Der Fall, in dem zwei Menschen aus der Explosion von Gastanks sterben, wird von Apel auseinandergerissen

Das Gericht, das beim Beschwerdekammerngericht im Falle der Gastankexplosion in Pristina, die zwei Menschen getötet und mehrere andere verletzt wurden, wurde verschoben, weil die Anklagen Muhamet Passhtica und Ahmet Frangu fehlen. Während dieser Sitzung wurde geplant, die Beschwerden der Verteidigungspartei zu berücksichtigen [...]
Das Gericht, das beim Beschwerdekammerngericht im Falle der Gastankexplosion in Pristina, die zwei Menschen getötet und mehrere andere verletzt wurden, wurde verschoben, weil die Anklagen Muhamet Passhtica und Ahmet Frangu fehlen.

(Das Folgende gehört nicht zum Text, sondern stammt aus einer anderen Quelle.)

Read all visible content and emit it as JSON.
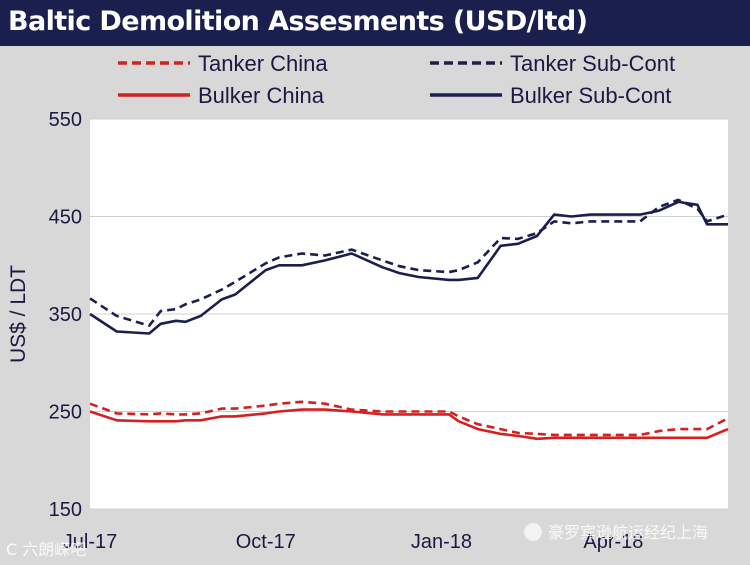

Während dieser Sitzung wurde geplant, die Beschwerden der Verteidigungsseite über den Rechtsakt des Verfassungsgerichts zu berücksichtigen.
Laut Qazim Qerim, einem Anwalt mit Genehmigung von Muhamet Vershtica, seine geschützte Ablehnung, eine Einladung zu akzeptieren, die in der gerichtlichen Prüfung anwesend ist.
Der Anwalt sagte auch, dass sein Kunde per Telefon ihm sagte, er würde am Gerichtshof erscheinen, als ob er über die Anhörung informiert worden wäre und er möchte bei dieser Überprüfung anwesend sein.
Später entschied das College, bestehend aus drei Berufungsrichtern des Berufungsgerichts, dass in Abwesenheit dieser beiden Anklageden die Sitzung für ein weiteres Datum verschieben würde, so dass die Anwesenheit der beiden Anklageden sichergestellt wäre.
Am 15. März 2008 in Pristina wurde eine Gasbombe geliefert, die als Pumpe explodierte, verursachte den Tod von Bekim Muharrem und Ishmael Sadik und den Schaden von Naser Dragusha, Meriton Demiri und Aylew Abbade.
Nahezu neun Jahre nach dieser Explosion hatte das Verfassungsgericht in Pristina den Angeklagten verurteilt und verurteilt, schreibt Kalxo.com.
Muhamet Backtica, Firmeninhaber “M Gas Petrol”, deren Versorgung explodierte, wurde zu 4 Jahren und 10 Monaten Gefängnis verurteilt.
Der Metzger in diesem Gerichtsverfahren wurde beschuldigt, allgemeine Gefahren zu verursachen.
Faithful Sadiku, Inhaber des Unternehmens “P- Gas”, dessen Autocisterna die Pumpe bei der Explosion lieferte, wurde zu sechs Monaten Gefängnis verurteilt.
Sadiku wurde auch beschuldigt, allgemeine Gefahr zu verursachen.
Ahmet Frangu wurde zu 1 Jahr Gefängnis verurteilt. Er war zum Zeitpunkt der Explosion Chefmarktinspektor, während Nafije Osmani, Marktinspektor, zu 6 Monaten Gefängnis verurteilt wurde.
Osmani's Frang wurde mit einer missbräuchlichen offiziellen Pflicht aufgeladen, da es das Unternehmen “M-Gas Petrol” und “P- Gas” ohne Erlaubnis zu arbeiten aktiviert hatte.
Die nächste Sitzung findet am 9. März statt.